Au début j’ai ri et j’ai pensé que ces gens disaient toujours la même chose. N’empêche, j’étais curieux à propos du fait qu’ils pouvaient t’aider à financer une entreprise. J’avais essayé quelques tontines, au marché pour faire ça, mais ça n’avait jamais fonctionné. Il y avait toujours quelqu’un pour partir avec l’argent. Mais je n’ai pas cherché à en savoir plus. Quelques semaines plus tard, j’ai revu le même gars quand je traînais autour du Commerce. Il m’a parlé et m’a invité à une réunion. J’y suis allé, parce que je n’avais rien d’autre à faire. C’était une église, une véritable église, pas simplement une salle louée. Je me suis dit que ces gens devaient être sérieux. Après la célébration, j’ai parlé avec quelques autres hommes comme moi et certaines femmes. Nous avons commencé à faire des choses ensemble. Et j’ai commencé à participer aux célébrations de façon plus régulière. Tu sais, il m’a fallu du temps avant de comprendre le message qui m’était adressé, que lorsque j’aurais la foi je deviendrais un homme nouveau et que la vie commencerait à être différente pour moi. Mais ce qui m’a vraiment aidé, c’est quand j’ai rencontré le pasteur. On a rempli un questionnaire, il m’a évalué et m’a dit ce que je devais faire pour mettre mon ancienne vie de côté et comment je pouvais me protéger des fétiches. J’ai arrêté de traîner, de boire de l’alcool et de chercher une fille pour la nuit. J’ai commencé à lire la bible et à me concentrer sur moi-même et ce que je pouvais changer. Je n’avais jamais fait ça. Jamais personne ne m’avait montré comment faire ça. Par l’évangile et avec mes amis, j’ai appris. Maintenant, je pense que je peux trouver une façon de mener ma vie qui pourrait m’aider.
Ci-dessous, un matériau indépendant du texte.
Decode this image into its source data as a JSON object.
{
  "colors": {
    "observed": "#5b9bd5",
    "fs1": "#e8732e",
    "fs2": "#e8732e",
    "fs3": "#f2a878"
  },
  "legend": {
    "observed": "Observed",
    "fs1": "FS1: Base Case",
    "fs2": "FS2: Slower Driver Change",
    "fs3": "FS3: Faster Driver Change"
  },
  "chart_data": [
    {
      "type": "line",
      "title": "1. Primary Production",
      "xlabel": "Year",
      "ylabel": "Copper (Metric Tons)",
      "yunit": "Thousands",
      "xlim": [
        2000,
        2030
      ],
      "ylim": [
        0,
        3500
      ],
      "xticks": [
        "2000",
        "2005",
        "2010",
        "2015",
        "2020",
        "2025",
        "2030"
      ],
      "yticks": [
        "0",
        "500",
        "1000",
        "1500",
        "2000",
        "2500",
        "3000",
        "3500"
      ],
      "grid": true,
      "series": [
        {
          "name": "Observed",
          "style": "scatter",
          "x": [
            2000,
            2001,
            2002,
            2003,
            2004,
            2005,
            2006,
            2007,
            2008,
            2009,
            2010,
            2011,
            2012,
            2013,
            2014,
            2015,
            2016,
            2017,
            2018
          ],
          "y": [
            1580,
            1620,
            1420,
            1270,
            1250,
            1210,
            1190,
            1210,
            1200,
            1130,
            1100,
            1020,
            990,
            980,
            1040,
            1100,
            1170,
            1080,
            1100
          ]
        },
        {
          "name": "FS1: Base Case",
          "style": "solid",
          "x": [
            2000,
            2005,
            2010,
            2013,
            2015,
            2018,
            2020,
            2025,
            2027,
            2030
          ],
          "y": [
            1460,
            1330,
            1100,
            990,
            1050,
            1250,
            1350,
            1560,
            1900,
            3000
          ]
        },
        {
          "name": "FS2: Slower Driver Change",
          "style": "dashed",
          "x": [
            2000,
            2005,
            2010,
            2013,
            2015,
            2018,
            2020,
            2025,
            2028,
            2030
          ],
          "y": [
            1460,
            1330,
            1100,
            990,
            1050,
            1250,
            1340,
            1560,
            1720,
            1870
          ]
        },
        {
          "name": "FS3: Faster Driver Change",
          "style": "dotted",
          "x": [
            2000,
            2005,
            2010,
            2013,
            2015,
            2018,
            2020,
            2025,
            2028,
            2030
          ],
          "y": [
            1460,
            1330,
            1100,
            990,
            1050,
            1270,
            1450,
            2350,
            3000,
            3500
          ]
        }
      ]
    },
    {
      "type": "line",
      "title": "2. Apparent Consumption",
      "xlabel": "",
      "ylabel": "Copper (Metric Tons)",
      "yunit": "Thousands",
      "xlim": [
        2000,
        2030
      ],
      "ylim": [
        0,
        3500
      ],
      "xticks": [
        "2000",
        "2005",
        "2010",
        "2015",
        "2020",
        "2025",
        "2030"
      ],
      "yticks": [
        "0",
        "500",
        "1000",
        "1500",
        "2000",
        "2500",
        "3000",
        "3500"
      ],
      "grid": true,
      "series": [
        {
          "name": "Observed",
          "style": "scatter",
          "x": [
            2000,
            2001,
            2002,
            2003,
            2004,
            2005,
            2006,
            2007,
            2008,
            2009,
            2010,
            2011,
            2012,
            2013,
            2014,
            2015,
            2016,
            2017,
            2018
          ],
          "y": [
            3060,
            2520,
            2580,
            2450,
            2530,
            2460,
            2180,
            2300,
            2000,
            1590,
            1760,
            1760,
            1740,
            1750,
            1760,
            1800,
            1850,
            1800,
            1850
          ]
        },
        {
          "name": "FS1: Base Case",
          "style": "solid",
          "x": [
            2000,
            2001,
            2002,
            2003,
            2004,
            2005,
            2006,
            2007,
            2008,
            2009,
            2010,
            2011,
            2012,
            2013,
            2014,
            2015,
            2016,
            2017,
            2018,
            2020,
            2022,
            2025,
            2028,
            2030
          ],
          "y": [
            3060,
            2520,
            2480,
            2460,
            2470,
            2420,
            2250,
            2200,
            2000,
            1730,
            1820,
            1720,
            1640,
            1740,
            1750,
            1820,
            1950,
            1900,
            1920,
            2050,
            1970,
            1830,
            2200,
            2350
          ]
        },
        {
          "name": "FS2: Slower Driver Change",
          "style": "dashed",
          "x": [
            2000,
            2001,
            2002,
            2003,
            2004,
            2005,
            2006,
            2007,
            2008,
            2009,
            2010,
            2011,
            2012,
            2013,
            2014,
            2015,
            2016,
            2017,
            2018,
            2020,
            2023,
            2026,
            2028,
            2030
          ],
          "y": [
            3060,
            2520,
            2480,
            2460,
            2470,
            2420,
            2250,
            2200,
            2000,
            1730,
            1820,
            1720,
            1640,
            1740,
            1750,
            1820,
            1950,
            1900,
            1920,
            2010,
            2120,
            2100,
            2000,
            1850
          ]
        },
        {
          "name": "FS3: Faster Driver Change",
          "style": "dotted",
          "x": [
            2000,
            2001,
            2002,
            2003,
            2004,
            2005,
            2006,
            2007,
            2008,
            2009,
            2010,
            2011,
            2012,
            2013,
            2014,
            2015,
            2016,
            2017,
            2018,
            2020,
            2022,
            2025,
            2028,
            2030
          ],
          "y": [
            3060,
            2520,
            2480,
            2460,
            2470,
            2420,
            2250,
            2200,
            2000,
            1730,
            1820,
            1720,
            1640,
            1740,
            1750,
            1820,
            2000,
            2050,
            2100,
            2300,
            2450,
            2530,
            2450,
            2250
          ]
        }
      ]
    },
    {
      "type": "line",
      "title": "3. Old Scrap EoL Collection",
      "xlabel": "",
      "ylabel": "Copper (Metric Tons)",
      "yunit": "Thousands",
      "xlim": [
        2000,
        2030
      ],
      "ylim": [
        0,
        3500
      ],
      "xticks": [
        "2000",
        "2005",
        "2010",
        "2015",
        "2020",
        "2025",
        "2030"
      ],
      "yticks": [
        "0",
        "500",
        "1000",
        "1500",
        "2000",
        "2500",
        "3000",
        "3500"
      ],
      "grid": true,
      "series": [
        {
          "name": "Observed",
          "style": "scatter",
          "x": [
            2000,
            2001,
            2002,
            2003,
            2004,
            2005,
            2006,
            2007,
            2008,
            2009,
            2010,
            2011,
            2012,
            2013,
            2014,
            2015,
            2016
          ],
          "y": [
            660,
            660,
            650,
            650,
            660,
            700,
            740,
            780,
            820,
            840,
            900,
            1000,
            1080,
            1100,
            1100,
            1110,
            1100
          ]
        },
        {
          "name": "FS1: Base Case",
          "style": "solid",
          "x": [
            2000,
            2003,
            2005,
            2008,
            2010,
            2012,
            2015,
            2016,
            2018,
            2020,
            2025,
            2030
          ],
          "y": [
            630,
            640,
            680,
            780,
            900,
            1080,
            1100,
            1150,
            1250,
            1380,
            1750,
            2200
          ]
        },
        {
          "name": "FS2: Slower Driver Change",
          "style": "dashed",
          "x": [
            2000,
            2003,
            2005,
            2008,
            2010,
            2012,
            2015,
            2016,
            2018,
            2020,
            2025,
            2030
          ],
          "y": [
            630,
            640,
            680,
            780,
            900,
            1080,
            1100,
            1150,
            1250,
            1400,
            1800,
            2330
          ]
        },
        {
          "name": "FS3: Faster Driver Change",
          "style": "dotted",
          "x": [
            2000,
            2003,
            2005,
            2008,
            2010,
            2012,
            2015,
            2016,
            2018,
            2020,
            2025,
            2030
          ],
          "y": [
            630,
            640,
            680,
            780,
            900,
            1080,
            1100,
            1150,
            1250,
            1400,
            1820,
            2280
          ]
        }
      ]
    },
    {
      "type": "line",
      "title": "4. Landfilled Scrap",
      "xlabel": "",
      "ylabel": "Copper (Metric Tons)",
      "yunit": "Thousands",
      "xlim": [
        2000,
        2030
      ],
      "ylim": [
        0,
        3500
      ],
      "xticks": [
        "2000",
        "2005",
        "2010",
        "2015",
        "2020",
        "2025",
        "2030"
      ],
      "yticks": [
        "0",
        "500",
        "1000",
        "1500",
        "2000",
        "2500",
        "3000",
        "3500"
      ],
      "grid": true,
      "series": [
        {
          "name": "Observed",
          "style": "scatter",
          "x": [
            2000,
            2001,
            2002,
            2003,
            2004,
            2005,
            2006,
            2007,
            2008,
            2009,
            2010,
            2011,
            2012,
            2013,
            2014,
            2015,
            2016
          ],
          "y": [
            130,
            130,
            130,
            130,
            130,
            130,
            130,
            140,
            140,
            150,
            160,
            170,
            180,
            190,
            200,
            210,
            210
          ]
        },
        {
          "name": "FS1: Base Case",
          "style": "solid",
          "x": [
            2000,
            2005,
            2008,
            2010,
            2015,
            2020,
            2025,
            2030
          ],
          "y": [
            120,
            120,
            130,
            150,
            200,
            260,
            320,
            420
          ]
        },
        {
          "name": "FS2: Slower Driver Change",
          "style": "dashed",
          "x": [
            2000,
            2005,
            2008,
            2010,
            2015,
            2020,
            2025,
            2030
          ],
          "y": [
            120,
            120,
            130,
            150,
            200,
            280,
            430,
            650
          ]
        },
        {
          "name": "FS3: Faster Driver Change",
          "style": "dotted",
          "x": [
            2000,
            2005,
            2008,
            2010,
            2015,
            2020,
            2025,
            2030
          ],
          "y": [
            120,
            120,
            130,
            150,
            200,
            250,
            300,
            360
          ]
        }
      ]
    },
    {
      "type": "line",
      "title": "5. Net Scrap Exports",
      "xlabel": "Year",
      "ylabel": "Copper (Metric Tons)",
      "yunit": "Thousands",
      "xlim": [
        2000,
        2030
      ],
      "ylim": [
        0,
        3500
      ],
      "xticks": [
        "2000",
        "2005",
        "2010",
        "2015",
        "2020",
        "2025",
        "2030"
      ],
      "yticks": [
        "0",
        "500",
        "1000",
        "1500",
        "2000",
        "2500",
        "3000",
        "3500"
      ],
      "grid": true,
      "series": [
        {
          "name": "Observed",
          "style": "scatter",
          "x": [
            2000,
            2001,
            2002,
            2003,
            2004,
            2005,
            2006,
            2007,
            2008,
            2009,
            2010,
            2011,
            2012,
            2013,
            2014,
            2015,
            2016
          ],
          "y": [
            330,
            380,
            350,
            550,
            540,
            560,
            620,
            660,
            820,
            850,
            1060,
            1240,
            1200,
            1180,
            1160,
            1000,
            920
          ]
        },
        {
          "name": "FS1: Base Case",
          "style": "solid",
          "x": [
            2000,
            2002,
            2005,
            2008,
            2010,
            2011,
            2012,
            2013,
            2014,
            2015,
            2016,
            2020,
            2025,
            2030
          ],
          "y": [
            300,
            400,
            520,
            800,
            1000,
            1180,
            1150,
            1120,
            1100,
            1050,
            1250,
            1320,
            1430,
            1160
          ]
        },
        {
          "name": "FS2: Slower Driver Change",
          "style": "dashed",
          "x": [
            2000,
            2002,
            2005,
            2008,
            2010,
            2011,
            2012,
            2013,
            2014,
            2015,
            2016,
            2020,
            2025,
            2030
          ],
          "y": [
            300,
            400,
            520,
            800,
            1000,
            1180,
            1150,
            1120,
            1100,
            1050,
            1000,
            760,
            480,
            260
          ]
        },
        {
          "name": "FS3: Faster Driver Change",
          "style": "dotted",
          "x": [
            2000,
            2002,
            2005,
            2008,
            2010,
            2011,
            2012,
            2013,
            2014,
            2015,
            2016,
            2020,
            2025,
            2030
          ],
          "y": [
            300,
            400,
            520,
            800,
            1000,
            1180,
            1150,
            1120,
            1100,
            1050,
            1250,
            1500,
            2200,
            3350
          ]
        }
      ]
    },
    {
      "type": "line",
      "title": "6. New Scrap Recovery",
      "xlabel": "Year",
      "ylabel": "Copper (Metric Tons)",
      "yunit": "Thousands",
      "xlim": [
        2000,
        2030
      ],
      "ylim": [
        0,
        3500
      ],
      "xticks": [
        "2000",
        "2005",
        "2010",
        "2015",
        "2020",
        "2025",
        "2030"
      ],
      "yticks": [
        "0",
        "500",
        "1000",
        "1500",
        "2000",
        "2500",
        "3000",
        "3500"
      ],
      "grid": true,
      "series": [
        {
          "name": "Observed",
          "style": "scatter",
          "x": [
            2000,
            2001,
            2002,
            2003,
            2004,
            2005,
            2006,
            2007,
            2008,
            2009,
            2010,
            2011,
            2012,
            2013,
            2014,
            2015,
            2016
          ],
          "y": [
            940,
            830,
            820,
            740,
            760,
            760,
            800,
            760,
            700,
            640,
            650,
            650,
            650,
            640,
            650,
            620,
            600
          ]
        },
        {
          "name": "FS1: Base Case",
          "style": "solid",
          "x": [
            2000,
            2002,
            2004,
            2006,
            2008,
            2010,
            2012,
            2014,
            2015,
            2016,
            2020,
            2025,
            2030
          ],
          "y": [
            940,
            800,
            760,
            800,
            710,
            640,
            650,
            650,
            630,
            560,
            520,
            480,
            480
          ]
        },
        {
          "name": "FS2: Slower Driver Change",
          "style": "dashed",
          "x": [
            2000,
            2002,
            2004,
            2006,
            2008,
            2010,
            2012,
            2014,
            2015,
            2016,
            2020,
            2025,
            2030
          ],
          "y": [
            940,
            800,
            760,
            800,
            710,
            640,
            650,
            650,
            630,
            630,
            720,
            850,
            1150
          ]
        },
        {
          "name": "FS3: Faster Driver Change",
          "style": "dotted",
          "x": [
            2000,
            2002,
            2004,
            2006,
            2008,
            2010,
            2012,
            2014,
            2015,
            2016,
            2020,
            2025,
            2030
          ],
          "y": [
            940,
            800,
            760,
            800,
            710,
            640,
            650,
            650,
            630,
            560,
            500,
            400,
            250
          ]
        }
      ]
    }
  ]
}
Je me sens comme une nouvelle personne et je suis bien protégé pour recommencer ma vie.

(Bouaké, juin 2000)

Dans l’analyse de la construction des subjectivités religieuses qui transparaissent dans ces quatre récits, deux axes se démarquent, à savoir la spécificité religieuse des discours de la conversion et l’expérience liée au sexe des sujets. Dans un premier temps, l’islam arabisant et le christianisme des Églises indépendantes invoquent des métaphores distinctes quant à la conversion. Tandis que Amouï et Clément parlent de renaissance, de renouveau individuel, de distance face au fétichisme ancestral, Mama et Issouf décrivent leur processus de conversion en termes de retour à la croyance originale, dans sa langue originale, de rejet de la modernité et d’une nouvelle orthodoxie qui se distancie du syncrétisme des pratiques ancestrales. En fait, les deux jeunes chrétiens décrivent une trajectoire plutôt thérapeutique alors que les deux jeunes musulmans s’inscrivent dans une trajectoire eschatologique, opposant une vision de la renaissance de la morale individuelle à celle du renouveau religieux. Cette distinction peut aussi être liée à diverses manifestations du réformisme religieux qui se sont constituées dans des contextes historiques différents. Les quatre jeunes associent la transformation de leurs pratiques religieuses à un changement au niveau de l’individu. Toutefois, les narrations d’Amouï et de Clément s’inscrivent dans un processus d’individualisation, c’est-à-dire dans la recherche d’un bien-être personnel dans une trajectoire de vie difficile ponctuée de nombreux échecs. Mama et Issouf, en revanche, décrivent plutôt un processus qui se traduit au niveau de la communauté. C’est à travers le rapport aux autres jeunes musulmans qu’ils ont découvert leur identité religieuse et non à travers une recherche intérieure structurée par les écrits de l’Évangile, comme dans le cas de Clément. De plus, la recherche religieuse de Mama et d’Issouf correspond à une transformation globale de la jeunesse musulmane en Côte-d’Ivoire, d’où la dimension eschatologique de leur conversion. Mama décrivait très bien ce processus en affirmant :

Les vieux, ce n’est pas qu’ils sont de mauvais musulmans, mais c’est qu’ils ne connaissaient pas. Maintenant, il y a plus de façons de connaître. Il y a l’alphabétisation en arabe, il y a les madrasas. C’est aussi parce que l’islam c’est la vraie religion. Alors, elle ne peut faire autrement que de devenir meilleure. Nous les jeunes, nous cherchons la vraie religion, la religion pure. Celle qui a toujours été là, mais que nous avons oubliée. Celle qui ne peut faire autrement que de se manifester. Et, quand elle se sera vraiment manifestée, nous serons tous, tous nous serons musulmans.

(Bouaké, mars 1995)

Dans un second temps, les différences de sexe marquent significativement les propos de ces jeunes. Elles correspondent aux diverses modalités de l’insertion dans le statut d’adulte, telles que l’indépendance économique chez les jeunes hommes et le mariage chez les jeunes femmes. Dans le cas des jeunes hommes, la conversion entraîne la création de nouveaux réseaux sociaux. Cette diversification des réseaux sociaux est perçue comme pouvant se traduire en gains économiques possibles, mais également comme une capacité renouvelée de devenir un adulte économiquement et socialement indépendant. Clément dit avoir été attiré par la possibilité de faire financer un projet économique par l’église qu’il fréquente. Issouf admet que sa participation aux associations de jeunes musulmans lui permet de rencontrer divers acteurs économiques.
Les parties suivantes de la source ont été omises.